I spent a lot of time earlier this spring thinking about what I wanted from this year. I compete in three different sports, and sometimes I struggle to figure out how to make it all work. My first sport is dog agility, which is a sport where the dog is the athlete and I’m the brains of the team–but I need to keep up, too, which requires all-out sprints lasting 30-to-45 seconds.
My second sport, trail running, is a totally different beast. Running on trails with my dog is pretty much pure pleasure, even when I’m sweating and hurting. I don’t do ultras, though, although my big spring goal was a half-marathon trail race my daughter and I did. (I wasn’t dead last, which was my “big” goal, after simply completing it within the time limit.)
My third sport, triathlon, is an outgrowth of the first two sports. I started with cross-training for running, because I simply couldn’t run every day without hurting myself; I swim for the love of how I feel when I swim; I bike because my husband enjoys it when I go on rides with him *and* because I enjoy the scenery and the company. And I’m competitive, so once I was doing all three things, of course I had to try a sprint triathlon–and a sprint tri is FUN. Just when you get bored of a sport, you’re on to the next one.
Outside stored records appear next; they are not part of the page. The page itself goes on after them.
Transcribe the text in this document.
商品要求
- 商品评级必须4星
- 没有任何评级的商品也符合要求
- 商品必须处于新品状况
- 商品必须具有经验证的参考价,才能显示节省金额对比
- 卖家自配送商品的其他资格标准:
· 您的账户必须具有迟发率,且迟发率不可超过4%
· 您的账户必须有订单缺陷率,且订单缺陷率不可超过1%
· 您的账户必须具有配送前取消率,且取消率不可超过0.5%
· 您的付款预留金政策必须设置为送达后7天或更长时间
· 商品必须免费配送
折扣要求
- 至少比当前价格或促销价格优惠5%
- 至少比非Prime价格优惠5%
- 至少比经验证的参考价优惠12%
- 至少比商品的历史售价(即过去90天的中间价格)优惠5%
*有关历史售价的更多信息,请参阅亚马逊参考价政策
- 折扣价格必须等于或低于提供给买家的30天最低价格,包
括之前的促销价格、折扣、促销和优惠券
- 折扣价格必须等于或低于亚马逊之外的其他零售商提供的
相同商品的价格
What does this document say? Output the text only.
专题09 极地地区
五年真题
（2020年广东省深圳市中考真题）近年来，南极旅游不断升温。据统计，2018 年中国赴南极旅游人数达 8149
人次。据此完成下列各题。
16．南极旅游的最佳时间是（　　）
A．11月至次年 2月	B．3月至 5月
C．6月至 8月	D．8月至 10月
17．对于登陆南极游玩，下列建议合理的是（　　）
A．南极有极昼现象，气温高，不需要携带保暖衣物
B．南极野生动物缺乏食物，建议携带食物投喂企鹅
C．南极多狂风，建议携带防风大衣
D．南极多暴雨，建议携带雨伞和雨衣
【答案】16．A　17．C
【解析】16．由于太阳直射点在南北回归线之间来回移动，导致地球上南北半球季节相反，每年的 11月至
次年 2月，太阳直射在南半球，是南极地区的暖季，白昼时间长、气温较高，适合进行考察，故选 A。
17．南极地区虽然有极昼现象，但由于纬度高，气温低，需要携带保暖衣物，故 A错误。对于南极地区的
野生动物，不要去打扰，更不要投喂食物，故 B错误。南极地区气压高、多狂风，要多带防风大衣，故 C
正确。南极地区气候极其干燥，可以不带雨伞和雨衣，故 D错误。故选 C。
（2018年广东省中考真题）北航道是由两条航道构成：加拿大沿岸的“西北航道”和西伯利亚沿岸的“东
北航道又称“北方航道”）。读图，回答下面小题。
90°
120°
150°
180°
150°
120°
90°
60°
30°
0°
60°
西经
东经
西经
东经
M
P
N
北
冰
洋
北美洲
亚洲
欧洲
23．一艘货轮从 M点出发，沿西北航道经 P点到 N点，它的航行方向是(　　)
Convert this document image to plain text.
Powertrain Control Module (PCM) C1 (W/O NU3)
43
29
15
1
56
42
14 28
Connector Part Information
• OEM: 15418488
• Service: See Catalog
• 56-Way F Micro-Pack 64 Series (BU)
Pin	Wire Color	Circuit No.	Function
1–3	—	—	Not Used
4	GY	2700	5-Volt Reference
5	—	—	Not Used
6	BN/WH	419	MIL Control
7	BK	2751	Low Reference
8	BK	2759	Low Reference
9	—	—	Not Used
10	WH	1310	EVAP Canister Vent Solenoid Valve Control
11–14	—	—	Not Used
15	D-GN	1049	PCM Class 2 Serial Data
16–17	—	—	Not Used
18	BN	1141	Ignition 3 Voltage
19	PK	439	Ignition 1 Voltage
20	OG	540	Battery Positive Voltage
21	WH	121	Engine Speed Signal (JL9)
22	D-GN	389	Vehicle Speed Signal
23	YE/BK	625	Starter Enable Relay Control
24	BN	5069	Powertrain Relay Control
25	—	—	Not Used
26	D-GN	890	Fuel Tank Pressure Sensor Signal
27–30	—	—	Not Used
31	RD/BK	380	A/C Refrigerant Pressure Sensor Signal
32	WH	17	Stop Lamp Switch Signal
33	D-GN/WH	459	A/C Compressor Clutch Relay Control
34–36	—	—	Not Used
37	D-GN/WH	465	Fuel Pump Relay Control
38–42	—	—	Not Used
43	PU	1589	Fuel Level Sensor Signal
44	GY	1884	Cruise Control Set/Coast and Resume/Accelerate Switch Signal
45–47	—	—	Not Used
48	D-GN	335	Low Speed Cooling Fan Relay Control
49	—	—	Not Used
And the roads are pretty much cleared of traffic for the bike ride, which is just sheer joy!
After finishing second in my age group in a local tri last summer, I started mulling over what it would take to finish first this year. The woman who won was 15 minutes ahead of me, which is a LOT of difference–but when I looked her up, I discovered she works as a triathlon coach. Obvious answer to my question: hire her as my coach. (She moved up an age group, so now our mutual goal is that we both finish first in our age group this year.)
My tri coach has me working harder and training smarter. My vision for the year says “just keep showing up” (and I said it before Des Linden) and I am doing exactly that, as much as I can. (Occasionally I end up napping instead of working out.)
I also started working on a persistent dog agility problem, one I’ve had for years. I get momentarily lost on the course (which changes every single time, and which you get a limited time to plan for, and which the dog has never seen before)–and then everything goes to hell really fast, and I’d end up just walking out. With my dog agility instructor, we started setting up sequences where I was pretty much guaranteed to get lost–and I just kept working to get past that roadblock.
I did not expect these two actions–working on my confusion and working with a tri coach–to have any cross benefits. I certainly didn’t expect learning to deal with dog agility problems to affect my running! And yet, the cross benefits have turned out to be huge.
While I’m not surprised that my improvement in overall fitness and speed has made working with my dog in agility better–that makes sense to me–it’s the side effects of working on my mental dog agility game that have surprised me. I’ve read multiple books on sports psychology, and yet, I’ve always dismissed them as not relevant to me. I mean, I set my goal effort (with trail racing, it’s easier to plan on a heart rate than a pace), and then I do my best to hold that, and I show up, right? Well, that was what I thought until a trail race in June where I was passed by a competitor and I immediately recognized the thought in my head: “it’s okay to slow down now” and I recognized the emotion I felt: relief that I could ease up. And when I finished five minutes behind her, I recognized my own disappointment and acknowledged that I had allowed myself to talk myself out of doing my best. I thought back to a 5K race in January where I missed a PR by 15 seconds–because I slowed down for the middle mile, because it was hard and I was struggling to hold my pace. I found myself wondering: “what if I’d decided to see if I could hold on, just a little longer?”
The next trail race, I decided I would, instead, channel Steve Prefontaine and his attitude: give it your best and then dig deeper than that. When the same runner passed me near the top of a long hill (at that point, she’d beaten me in 5 of 6 races), I stuck with her and then passed her back as soon as the course turned flat–and refused to look back and see if she was gaining on me. That worked.
I turned 63 two weeks ago. When I was growing up, women were generally not expected to be serious about sports; nor were we supposed to be competitive. I still talk to women my age who are surprised and slightly appalled that I talk openly and aggressively about playing to win. Lately, though, I’m facing the facts: I like myself better when I don’t let myself back down.